3- Bu tartışma konuyu dağıtıyor ama cevap vermeliyim:
Hakim elbette yasalara bağlı karar vermekle yükümlüdür. Sizin bahsettiğiniz şey kanun boşluğu, hukuk boşluğu, açık boşluk, örtülü boşluk, takdir yetkisi vb. vb. gibi bir sürü kavramla ilgilidir ve bunların uygulanma usul ve esasları, mevzuat ve doktrinde bellidir. Hakimin nerede hukuk yaratacağı bellidir mesela. Öyle sizin sandığınız gibi "yasaya da takılıp kalmayalım, hataya düşmeyelim" diye bir yöntem yok. Öncelikle bu tanımları kafanızda netleştirmelisiniz.
Mevcut olayda ne bir hukuk boşluğu ne de bir kanun boşluğu olduğuna inanıyorum. TCK m.160 açıktır.

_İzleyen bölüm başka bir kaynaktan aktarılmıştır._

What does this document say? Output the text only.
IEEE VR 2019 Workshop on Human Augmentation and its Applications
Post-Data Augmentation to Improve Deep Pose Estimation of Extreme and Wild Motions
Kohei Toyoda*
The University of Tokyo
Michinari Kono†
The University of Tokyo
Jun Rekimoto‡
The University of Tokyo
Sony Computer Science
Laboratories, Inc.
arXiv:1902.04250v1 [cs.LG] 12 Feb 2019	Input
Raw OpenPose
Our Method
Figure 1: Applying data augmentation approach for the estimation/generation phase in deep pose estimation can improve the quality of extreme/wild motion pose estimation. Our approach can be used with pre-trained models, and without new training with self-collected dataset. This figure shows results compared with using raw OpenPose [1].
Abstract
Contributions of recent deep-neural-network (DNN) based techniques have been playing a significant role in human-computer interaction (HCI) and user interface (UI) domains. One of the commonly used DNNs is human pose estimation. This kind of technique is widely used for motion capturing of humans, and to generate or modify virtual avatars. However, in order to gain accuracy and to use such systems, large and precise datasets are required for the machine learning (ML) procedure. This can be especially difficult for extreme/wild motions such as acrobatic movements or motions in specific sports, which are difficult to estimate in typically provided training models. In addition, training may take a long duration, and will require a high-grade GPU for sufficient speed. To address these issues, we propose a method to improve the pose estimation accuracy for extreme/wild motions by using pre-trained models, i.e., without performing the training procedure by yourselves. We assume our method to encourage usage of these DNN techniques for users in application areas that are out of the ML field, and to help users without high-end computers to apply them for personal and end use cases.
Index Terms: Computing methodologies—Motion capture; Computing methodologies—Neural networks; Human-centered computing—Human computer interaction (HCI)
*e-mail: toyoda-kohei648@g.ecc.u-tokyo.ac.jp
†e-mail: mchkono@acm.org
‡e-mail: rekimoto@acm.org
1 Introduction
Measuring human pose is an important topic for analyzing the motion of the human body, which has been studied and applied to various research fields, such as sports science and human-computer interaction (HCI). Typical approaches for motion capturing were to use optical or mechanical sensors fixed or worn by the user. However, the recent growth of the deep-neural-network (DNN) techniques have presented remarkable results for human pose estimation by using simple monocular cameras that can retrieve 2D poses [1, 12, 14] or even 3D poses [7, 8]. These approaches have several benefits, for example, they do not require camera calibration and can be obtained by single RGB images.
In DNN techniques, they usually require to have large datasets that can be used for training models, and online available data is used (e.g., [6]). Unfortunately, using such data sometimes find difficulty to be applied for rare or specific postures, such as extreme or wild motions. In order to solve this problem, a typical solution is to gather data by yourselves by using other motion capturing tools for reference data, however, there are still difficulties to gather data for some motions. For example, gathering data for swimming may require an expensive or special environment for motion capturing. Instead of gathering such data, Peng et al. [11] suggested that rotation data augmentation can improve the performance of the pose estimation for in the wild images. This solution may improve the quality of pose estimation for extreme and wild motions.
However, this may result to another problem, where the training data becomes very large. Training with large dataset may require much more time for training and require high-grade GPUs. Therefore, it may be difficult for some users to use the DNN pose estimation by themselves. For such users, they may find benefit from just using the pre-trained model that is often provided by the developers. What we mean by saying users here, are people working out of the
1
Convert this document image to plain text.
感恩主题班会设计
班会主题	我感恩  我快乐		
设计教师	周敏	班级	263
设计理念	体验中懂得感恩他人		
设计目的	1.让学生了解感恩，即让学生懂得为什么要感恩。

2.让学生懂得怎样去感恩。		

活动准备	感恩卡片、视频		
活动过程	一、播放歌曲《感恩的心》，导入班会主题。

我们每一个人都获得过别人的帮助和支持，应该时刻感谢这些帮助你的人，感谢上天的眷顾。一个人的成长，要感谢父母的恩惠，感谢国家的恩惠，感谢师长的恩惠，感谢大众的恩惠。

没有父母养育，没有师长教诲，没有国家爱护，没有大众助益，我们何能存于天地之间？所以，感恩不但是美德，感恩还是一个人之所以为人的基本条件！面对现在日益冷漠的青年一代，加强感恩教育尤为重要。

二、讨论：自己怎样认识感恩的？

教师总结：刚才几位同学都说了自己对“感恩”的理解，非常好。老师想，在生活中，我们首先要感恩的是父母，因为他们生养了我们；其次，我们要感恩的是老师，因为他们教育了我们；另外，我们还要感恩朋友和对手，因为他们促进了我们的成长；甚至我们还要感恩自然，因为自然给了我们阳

Bakın tekrar yazıyorum:
"Kaybolmuş veya hata sonucu ele geçmiş eşya üzerinde tasarruf
Madde-160
(1) Kaybedilmiş olması nedeniyle malikinin zilyedliğinden çıkmış olan ya da hata sonucu ele geçirilen eşya üzerinde, iade etmeksizin veya yetkili mercileri durumdan haberdar etmeksizin, malik gibi tasarrufta bulunan kişi, şikayet üzerine, bir yıla kadar hapis veya adlî para cezası ile cezalandırılır."
Taksici iade etmiş mi? Hayır. Yetkili merciilere bildirmiş mi? Bu şekilde pazarlık yaptığına göre onun cevabının da hayır olduğunu düşünüyorum. Peki yaptığı teklif, malik gibi tasarrufta bulunmak mıdır? Orası tartışmalı ama telefonu iade etmek için bir teklif vermiş. Kanunda zilyetliği başkasına ait kayıp eşya hakkında, bulana böyle bir yetki tanınmış mı? Hayır. Teklifi, telefonu geri
getirmek için mi yoksa
vermek için mi vermiş? Bilmiyoruz. Eğer getirmek için istemişse bunun sebep olacağı maliyeti ispatlayabiliyor mu? Yok eğer geri vermek için bu parayı istediyse, o halde bulduğu telefonu eski sahibine, çok cüzi de olsa bir fiyata adeta geri satmayı teklif etmiş. Yani kendi kafasına göre malik gibi davranıp para isteyerek mal üzerinde bir tasarrufta bulunmuş.
O halde yapabileceği bir şey yok. Burada taksicinin yapabileceği hiçbir şey yok. Kimse de bir şey diyemez. Müştekiye bağlı her şey.
Son olarak, sizin aksinize ben kendime bir yanılma payı bırakacağım ama "Yapılacak bir şey yok" yorumu fazla kesin. Önceki mesajımda dediğim gibi bence bu olayda
hukuki yollara gidilecekse avukat tavsiyesi şarttır.